Problem Solving

Hi,
I'm trying to brush up on my "concentration/ mixture" type questions and have come across a problem which I can not solve. It relates to two similar questions:

1. One gallon of soft drink is made of 40% orange juice and 60% water, how many additional gallons of orange juice must be mixed in to make the orange juice 60% of the soft drink?

2. How many gallons of water must be mixed with 1 gallon of a 15% salt solution to obtain a 10% salt solution.

The solution to the first, as an algebraic expression, is the following:
(0.4 + x)/(1 + x) = 0.6 ;

whilst the solution to the second is the following:
0.15/(1 + x) = 0.1

Can someone please explain why the formulas are not the same; more specifically, why is the 2nd formula not (0.15 + x)/(1+x) = 0.1?

Many thanks in advance for all contributions,

Baldini wrote:Hi,
I'm trying to brush up on my "concentration/ mixture" type questions and have come across a problem which I can not solve.
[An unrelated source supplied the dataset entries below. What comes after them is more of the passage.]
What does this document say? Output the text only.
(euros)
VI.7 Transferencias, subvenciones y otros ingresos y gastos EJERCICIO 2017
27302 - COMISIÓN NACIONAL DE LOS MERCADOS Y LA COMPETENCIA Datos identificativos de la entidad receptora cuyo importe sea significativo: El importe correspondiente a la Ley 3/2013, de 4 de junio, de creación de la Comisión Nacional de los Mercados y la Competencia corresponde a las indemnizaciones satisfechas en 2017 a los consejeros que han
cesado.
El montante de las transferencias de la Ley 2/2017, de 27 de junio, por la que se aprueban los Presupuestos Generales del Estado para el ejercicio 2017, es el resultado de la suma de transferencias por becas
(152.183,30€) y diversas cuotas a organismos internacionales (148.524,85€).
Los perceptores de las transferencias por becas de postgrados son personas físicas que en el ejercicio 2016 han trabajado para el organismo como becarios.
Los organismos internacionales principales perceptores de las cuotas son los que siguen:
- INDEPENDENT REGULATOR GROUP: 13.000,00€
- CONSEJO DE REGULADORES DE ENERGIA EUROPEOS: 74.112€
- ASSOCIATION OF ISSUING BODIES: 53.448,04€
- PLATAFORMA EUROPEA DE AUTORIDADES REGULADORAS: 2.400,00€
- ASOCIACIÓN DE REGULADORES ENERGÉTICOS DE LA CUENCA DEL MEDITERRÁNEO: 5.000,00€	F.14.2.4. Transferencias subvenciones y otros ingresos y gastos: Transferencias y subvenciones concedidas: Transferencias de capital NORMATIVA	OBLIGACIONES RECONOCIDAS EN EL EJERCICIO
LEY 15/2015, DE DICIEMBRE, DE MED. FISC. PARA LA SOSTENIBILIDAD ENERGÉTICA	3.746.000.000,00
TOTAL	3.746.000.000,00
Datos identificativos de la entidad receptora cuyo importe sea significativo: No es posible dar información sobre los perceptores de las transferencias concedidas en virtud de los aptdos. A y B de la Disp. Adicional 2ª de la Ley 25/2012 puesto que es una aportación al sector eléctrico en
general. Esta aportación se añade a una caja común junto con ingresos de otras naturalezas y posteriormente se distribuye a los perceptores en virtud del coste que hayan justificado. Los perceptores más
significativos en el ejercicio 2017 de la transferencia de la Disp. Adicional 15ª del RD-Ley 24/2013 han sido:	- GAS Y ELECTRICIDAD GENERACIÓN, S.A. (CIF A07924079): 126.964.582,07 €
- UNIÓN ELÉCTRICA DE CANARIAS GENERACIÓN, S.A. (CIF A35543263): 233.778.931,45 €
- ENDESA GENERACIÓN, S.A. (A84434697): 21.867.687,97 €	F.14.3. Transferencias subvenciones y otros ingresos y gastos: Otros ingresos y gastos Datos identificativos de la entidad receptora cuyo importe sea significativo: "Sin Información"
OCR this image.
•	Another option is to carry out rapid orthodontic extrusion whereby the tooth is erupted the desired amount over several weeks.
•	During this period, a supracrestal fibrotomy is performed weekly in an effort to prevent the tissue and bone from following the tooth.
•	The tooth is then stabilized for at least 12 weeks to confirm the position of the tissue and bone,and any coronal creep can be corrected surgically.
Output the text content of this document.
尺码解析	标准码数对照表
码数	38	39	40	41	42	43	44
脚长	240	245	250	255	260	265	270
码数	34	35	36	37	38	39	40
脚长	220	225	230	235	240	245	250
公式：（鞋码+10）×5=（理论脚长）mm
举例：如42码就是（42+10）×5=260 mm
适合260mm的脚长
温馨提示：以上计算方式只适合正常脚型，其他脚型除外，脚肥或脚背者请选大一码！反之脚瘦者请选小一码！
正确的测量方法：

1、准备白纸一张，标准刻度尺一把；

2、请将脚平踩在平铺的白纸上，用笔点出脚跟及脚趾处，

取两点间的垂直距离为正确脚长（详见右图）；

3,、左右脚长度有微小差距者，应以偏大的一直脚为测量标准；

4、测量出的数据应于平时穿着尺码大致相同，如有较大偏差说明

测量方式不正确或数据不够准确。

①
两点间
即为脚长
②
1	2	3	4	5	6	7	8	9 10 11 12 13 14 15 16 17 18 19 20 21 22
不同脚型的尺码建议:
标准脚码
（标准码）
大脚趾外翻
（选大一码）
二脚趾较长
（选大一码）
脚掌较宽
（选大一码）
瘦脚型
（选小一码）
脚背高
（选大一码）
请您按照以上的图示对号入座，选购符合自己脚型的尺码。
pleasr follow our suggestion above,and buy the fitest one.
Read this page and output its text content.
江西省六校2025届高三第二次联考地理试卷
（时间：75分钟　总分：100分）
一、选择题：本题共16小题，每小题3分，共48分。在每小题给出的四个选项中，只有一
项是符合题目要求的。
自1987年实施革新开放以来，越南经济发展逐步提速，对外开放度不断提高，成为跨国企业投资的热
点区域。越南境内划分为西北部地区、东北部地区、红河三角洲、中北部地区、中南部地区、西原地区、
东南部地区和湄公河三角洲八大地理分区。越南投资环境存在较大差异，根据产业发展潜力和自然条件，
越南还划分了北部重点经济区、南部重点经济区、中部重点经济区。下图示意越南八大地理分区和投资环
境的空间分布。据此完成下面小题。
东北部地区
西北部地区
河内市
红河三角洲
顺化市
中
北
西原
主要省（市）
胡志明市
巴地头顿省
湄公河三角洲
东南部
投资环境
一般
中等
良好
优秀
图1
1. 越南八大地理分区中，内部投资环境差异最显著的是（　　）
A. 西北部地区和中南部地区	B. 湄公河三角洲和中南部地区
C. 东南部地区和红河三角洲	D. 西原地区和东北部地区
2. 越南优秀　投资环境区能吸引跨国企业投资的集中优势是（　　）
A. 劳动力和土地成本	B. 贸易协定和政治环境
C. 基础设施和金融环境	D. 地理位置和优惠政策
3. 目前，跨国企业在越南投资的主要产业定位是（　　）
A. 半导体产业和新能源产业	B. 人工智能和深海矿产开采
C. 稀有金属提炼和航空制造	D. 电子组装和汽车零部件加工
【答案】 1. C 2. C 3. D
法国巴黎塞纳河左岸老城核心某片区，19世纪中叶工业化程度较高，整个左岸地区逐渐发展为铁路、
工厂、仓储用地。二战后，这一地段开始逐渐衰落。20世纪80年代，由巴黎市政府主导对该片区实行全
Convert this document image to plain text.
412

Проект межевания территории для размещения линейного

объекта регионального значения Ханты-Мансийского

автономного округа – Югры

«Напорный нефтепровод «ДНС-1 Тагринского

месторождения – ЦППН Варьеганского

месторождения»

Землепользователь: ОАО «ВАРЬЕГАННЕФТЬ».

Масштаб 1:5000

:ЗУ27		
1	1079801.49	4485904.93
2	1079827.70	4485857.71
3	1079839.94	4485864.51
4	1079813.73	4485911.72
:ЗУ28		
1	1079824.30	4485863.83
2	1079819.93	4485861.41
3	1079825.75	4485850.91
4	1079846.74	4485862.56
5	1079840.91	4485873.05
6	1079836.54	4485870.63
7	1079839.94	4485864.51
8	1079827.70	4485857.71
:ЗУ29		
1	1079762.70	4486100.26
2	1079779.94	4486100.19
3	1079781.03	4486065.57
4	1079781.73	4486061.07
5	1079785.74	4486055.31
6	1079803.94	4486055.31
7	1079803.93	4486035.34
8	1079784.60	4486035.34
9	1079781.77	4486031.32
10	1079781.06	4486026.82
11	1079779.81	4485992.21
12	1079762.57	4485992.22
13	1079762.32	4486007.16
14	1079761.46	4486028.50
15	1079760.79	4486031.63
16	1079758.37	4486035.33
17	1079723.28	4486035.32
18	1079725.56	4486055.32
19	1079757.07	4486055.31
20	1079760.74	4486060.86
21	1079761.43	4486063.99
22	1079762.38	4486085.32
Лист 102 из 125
It relates to two similar questions:

1. One gallon of soft drink is made of 40% orange juice and 60% water, how many additional gallons of orange juice must be mixed in to make the orange juice 60% of the soft drink?

2. How many gallons of water must be mixed with 1 gallon of a 15% salt solution to obtain a 10% salt solution.

The solution to the first, as an algebraic expression, is the following:
(0.4 + x)/(1 + x) = 0.6 ;

whilst the solution to the second is the following:
0.15/(1 + x) = 0.1

Can someone please explain why the formulas are not the same; more specifically, why is the 2nd formula not (0.15 + x)/(1+x) = 0.1?

Many thanks in advance for all contributions,

First lets find how the two questions are similar.
The first asks how much orange juice needs to be added to increase the concentration of orange juice.
The second asks how much Water needs to be added to a Salt solution to Decrease the salinity of the mixture.

If you want to set up the questions to look the same I would ask the second one like this
How much water needs to be added to a 85% salt water solution to increase the amount of water to be 90%.

If you ask it this way then the structure of the equations you use to solve should be the same.[/u]

Baldini wrote:Hi,
I'm trying to brush up on my "concentration/ mixture" type questions and have come across a problem which I can not solve. It relates to two similar questions:

1. One gallon of soft drink is made of 40% orange juice and 60% water, how many additional gallons of orange juice must be mixed in to make the orange juice 60% of the soft drink?

2. How many gallons of water must be mixed with 1 gallon of a 15% salt solution to obtain a 10% salt solution.

The solution to the first, as an algebraic expression, is the following:
(0.4 + x)/(1 + x) = 0.6 ;

whilst the solution to the second is the following:
0.15/(1 + x) = 0.1

Can someone please explain why the formulas are not the same; more specifically, why is the 2nd formula not (0.15 + x)/(1+x) = 0.1?

Many thanks in advance for all contributions,

There is no formula used here.. or at least I don't see any formula being used.. except just a logical percentage equation..

1. Let's say 0.4g orange juice and 0.6g water are present and you add x gallons orange juice. So the percentage of orange juice after you add this x gallons of orange juice to the whole mixture would be
Total orange juice present/Total volume of juice

Total orange juice now is 0.4 + x
and total juice is 0.4 + 0.6 + x = 1 + x

=> (0.4 + x)/(1 + x) = 0.6 As you see, this is no formula but just a logical percentage equation.. that's it..

2. The above is the same logic used in this 2nd question too..

0.15 = salt present
1 = total volume of salt and water
x = water added.. and here we need to equate this to percentage of salt after water is added.. that percentage is 10% because that's what is given to us in the question.

so it just becomes.. 0.15/(1 + x) = 0.1

I couldn't think of a simpler way to explain this.. HTH